US: State Department Appointment on Iraq Has Ties to Halliburton Contract Probe
Richard Jones, a former ambassador to Kuwait and deputy of the Coalition Provisional Authority who has been linked to the Halliburton Iraq contract inquiries, has been selected by Secretary of State Condoleezza Rice as her new coordinator for Iraq.
WASHINGTON -- Just three weeks after becoming secretary of state, Condoleezza Rice is moving quickly to put her stamp on US foreign policy for Iraq and the Middle East, establishing a new coterie of senior advisers who report directly to her.
The move signals Rice's desire to personally shepherd US policy in the Arab world during President Bush's second term and to swiftly assert control over a far-flung department bureaucracy that has often been at odds with the White House, State Department officials and specialists say.
At least one of her expected appointments is controversial. She has chosen Richard Jones, a former ambassador to Kuwait and deputy of the Coalition Provisional Authority who has been linked to the Halliburton inquiries, as her new coordinator for Iraq.
According to documents released by the State Department to a member of Congress, Jones intervened in December 2003 to pressure a Halliburton subsidiary to purchase gasoline from a Kuwaiti subcontractor favored by the government of Kuwait, despite mounting evidence that the subcontractor, Altanmia Commercial Marketing Co., was charging more than twice as much as other companies for the fuel.
"Please, tell [Halliburton subsidiary Kellogg Brown and Root] to get off their butts and conclude deals with Kuwait NOW!" Jones wrote to a colleague at that time, according to the documents. "Tell them we want a deal done with Altanmia within 24 hours and don't take any excuses."
A Pentagon audit released early that month determined that the company may have overcharged the US government by at least $61 million.
US Representative Henry A. Waxman, a California Democrat who has called for an inquiry into Halliburton and who secured the Jones memo from the State Department, expressed dismay about Jones's impending appointment, which does not require congressional approval.
"There are a lot of unanswered questions about why Ambassador Jones intervened on behalf of an obscure Kuwaiti company that was overcharging the US taxpayer," Waxman said. "His actions appear to have prevented the Corps of Engineers from negotiating a lower fuel price and saving millions of dollars."
Halliburton, a Texas-based company once headed by Vice President Dick Cheney, is still the subject of various inquiries, including possible criminal investigations, involving work done under no-bid multibillion-dollar contracts in Iraq. But State Department officials say that Jones did nothing wrong and that his memo was only pressing for Halliburton to speed up its delivery of much-needed fuel to Iraq.
Jones, who left the foreign service briefly during the summer of 2004 for Harvard University's John F. Kennedy School of Government, was tapped by Rice soon after her confirmation to be her point man on Iraq.
Jones will have far more power than the current Iraq coordinator, Ronald L. Schlicher.
Unlike Schlicher, who reports to several bosses before reaching Rice, Jones is envisioned as a senior adviser with his own small staff who will report directly to Rice and occupy an office near hers.
As one of the State Department's veteran Arabists, Jones recently traveled to Iraq on an unpublicized mission to evaluate the political transition there.
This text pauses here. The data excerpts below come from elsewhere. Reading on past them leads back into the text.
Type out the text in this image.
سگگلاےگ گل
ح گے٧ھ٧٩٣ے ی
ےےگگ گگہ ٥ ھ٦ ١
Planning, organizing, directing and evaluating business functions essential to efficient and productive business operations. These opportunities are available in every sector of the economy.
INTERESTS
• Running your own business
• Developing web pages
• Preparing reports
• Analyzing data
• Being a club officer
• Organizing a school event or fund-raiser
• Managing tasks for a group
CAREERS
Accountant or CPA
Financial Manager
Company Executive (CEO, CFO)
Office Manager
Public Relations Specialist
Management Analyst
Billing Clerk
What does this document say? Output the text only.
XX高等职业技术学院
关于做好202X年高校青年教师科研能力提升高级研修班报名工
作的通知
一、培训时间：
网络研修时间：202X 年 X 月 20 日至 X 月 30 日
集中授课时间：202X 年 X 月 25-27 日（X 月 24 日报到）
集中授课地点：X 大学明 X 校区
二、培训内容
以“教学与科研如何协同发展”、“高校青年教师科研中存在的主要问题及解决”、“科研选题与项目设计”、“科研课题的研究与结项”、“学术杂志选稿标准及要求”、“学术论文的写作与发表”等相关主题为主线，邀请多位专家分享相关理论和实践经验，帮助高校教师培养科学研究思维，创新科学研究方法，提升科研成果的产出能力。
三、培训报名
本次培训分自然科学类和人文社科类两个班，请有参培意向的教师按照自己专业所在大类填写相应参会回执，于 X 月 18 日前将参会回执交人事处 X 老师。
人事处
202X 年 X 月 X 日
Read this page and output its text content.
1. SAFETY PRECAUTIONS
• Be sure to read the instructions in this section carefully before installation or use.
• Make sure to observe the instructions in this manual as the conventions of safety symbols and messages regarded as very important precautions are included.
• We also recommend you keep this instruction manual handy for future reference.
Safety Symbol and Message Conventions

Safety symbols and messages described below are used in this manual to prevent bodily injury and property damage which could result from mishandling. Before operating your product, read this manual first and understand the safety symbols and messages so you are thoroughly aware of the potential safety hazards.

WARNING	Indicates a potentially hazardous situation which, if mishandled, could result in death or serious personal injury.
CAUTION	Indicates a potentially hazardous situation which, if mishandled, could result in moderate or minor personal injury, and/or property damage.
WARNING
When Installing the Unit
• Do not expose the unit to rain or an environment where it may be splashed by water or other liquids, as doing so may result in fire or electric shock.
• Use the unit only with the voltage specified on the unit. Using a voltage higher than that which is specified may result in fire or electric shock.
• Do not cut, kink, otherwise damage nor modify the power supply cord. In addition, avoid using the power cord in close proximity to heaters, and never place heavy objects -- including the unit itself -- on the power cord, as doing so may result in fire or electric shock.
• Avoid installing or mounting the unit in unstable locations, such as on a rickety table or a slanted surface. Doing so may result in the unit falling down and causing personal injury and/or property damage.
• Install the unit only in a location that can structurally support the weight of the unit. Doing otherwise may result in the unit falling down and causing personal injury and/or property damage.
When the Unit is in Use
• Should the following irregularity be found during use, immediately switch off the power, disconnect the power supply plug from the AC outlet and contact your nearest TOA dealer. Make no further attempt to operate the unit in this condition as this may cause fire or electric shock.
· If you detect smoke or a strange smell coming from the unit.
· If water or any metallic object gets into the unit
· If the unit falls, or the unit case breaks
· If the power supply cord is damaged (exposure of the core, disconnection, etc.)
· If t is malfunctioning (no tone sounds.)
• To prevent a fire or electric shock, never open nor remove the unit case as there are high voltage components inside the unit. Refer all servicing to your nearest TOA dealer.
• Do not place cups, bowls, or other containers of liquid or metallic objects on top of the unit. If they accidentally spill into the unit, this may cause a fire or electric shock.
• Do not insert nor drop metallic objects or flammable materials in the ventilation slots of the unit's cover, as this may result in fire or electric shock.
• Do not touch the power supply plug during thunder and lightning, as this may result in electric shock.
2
He has not yet been officially named to the new post, but State Department spokesman Richard Boucher confirmed that an official announcement was expected soon.
Senior State Department officials downplayed the appointment, saying that Jones will not replace the Iraq desk that exists in the Near Eastern Affairs Bureau and that Rice has assured longtime officials that she is not trying to circumvent them by bringing her own powerful player on Iraq to her side.
"It's a question of [Rice's] style," said one career State Department official who works closely with her.
He said that while Rice will make more changes, he did not expect them to be sweeping.
"It's a big bureaucracy," the official said on condition of anonymity. "You can't do a lot of reshuffling. You can do some strategic tinkering."
In a rare move, Rice has ensured that she will include the administration's key player on the Middle East, Elliott Abrams, partially under her chain of command even though he will remain at the National Security Council, according to a White House official.
She has appointed Lieutenant General William Ward as a special coordinator to help Palestinians build their security forces, and is considering appointing another adviser who will deal with Palestinian economic and political affairs, according to diplomats and US officials. Ward reports directly to Rice, as would the holder of the other position, they said.
Rice has also named Elizabeth Cheney, the vice president's daughter, as deputy assistant secretary of state for the Near East -- the second-ranking US diplomat for the Middle East.
Following a pattern of assembling an inner circle of powerful advisers, Rice has appointed Stephen Krasner, a close friend and professor of international relations at Stanford University, to head the department's Policy Planning Office, and Philip Zelikow, who co-authored a book with her, to the position of counselor. Her predecessor, Colin L. Powell, had left that post vacant for years.
"Dr. Rice's style is sort of like the president's," said Patrick Cronin, a former assistant administrator for the US Agency for International Development who is at the Center for Strategic and International Studies. "She's surrounded herself with bright people, and she expects them all to be loyal and to report to her."